Patrik se imaginaba a Pedersen sentado mientras hablaba por teléfono, con la bata llena de sangre y con el auricular en la mano enguantada.
—¿Qué habéis encontrado?
—En primer lugar, lo evidente, que a Kjellner lo asesinaron. Bastaba la simple inspección ocular del cadáver, pero nunca se sabe. A lo largo de los años me he encontrado con una serie de casos en que las víctimas presentaban heridas post mórtem, pero la causa de la muerte era totalmente natural.

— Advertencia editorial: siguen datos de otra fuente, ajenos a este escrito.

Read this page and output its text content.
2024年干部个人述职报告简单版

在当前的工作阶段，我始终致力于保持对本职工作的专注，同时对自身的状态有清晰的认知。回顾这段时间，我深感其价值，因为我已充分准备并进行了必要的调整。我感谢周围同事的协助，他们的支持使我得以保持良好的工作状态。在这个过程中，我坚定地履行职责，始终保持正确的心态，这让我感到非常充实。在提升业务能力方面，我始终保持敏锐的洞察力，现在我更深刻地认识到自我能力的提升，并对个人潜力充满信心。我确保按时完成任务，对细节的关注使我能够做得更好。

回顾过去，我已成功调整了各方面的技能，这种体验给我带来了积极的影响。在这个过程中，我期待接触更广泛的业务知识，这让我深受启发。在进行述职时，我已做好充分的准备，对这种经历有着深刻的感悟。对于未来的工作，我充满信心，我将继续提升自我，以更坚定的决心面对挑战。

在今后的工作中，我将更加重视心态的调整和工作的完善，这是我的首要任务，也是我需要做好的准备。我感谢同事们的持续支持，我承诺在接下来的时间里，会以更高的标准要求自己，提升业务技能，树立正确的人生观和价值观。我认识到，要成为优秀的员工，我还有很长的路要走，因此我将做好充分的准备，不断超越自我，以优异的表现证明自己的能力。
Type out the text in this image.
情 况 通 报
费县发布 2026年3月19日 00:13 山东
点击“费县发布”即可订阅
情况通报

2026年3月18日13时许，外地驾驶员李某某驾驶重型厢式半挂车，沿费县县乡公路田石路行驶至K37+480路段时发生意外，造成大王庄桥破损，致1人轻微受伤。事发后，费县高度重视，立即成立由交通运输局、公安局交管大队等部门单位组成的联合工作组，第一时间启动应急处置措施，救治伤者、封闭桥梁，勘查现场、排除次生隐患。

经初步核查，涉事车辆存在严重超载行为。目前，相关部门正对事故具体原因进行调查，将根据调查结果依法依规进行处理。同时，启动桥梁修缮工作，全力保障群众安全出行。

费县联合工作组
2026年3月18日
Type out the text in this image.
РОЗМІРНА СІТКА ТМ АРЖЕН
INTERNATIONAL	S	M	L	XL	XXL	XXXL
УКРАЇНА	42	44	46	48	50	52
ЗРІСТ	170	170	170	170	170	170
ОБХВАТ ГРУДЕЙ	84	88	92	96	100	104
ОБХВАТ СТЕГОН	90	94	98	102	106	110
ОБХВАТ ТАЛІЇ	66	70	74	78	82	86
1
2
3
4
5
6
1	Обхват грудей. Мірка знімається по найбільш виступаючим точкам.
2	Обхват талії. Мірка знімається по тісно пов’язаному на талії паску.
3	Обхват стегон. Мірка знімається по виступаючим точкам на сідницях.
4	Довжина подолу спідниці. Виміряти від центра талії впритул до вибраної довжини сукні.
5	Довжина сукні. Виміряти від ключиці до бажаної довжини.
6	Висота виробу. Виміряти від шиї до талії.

—Ya, pero no era este el caso, ¿no?
—No, desde luego. La víctima presentaba una serie de cortes en el pecho y el estómago, infligidas con un objeto afilado, seguramente un cuchillo. Eso fue, sin duda, lo que le causó la muerte. Le atacaron de frente y presentaba heridas defensivas en las manos y bajo los brazos.
—¿Algún dato sobre el tipo de cuchillo?
—La verdad, no quisiera especular, pero a juzgar por las heridas, diría que se trata de un cuchillo de hoja lisa. Y… —el forense hizo una pausa de efecto— diría que se trata de algún tipo de navaja de pesca —declaró Pedersen satisfecho.
—¿Cómo puedes saberlo? —preguntó Patrik—. Debe de haber miles de modelos de navaja.
—Sí, y en realidad, no puedo decir que se trate de una navaja de pesca, pero sí que la habían utilizado para limpiar pescado.
—De acuerdo, pero ¿cómo has podido averiguarlo? —La impaciencia lo corroía por dentro y Patrik habría preferido que Pedersen no hubiese tenido aquella inclinación por los efectos dramáticos. El forense contaba con toda su atención.
—Porque encontré escamas de pescado —respondió Pedersen.
—¿Cómo? ¿Dónde? ¿Cómo podían quedar escamas, si el cuerpo llevaba tanto tiempo en el agua? —Patrik notó que se le aceleraba el pulso. Tenía tantas ganas de conseguir algo, cualquier cosa que les diera una pista con la que seguir adelante.
—La mayor parte habrá desaparecido en el agua, seguramente, pero encontré algunas hundidas en las heridas. Las he mandado analizar, por si se puede establecer la clase de pescado. Espero que os sea de utilidad.
—Sí, claro, seguro que sí —dijo Patrik, aunque comprendió que aquella información no tendría mucho sentido. A fin de cuentas, se encontraban en Fjällbacka, un pueblo donde las escamas de pescado no eran nada extraordinario.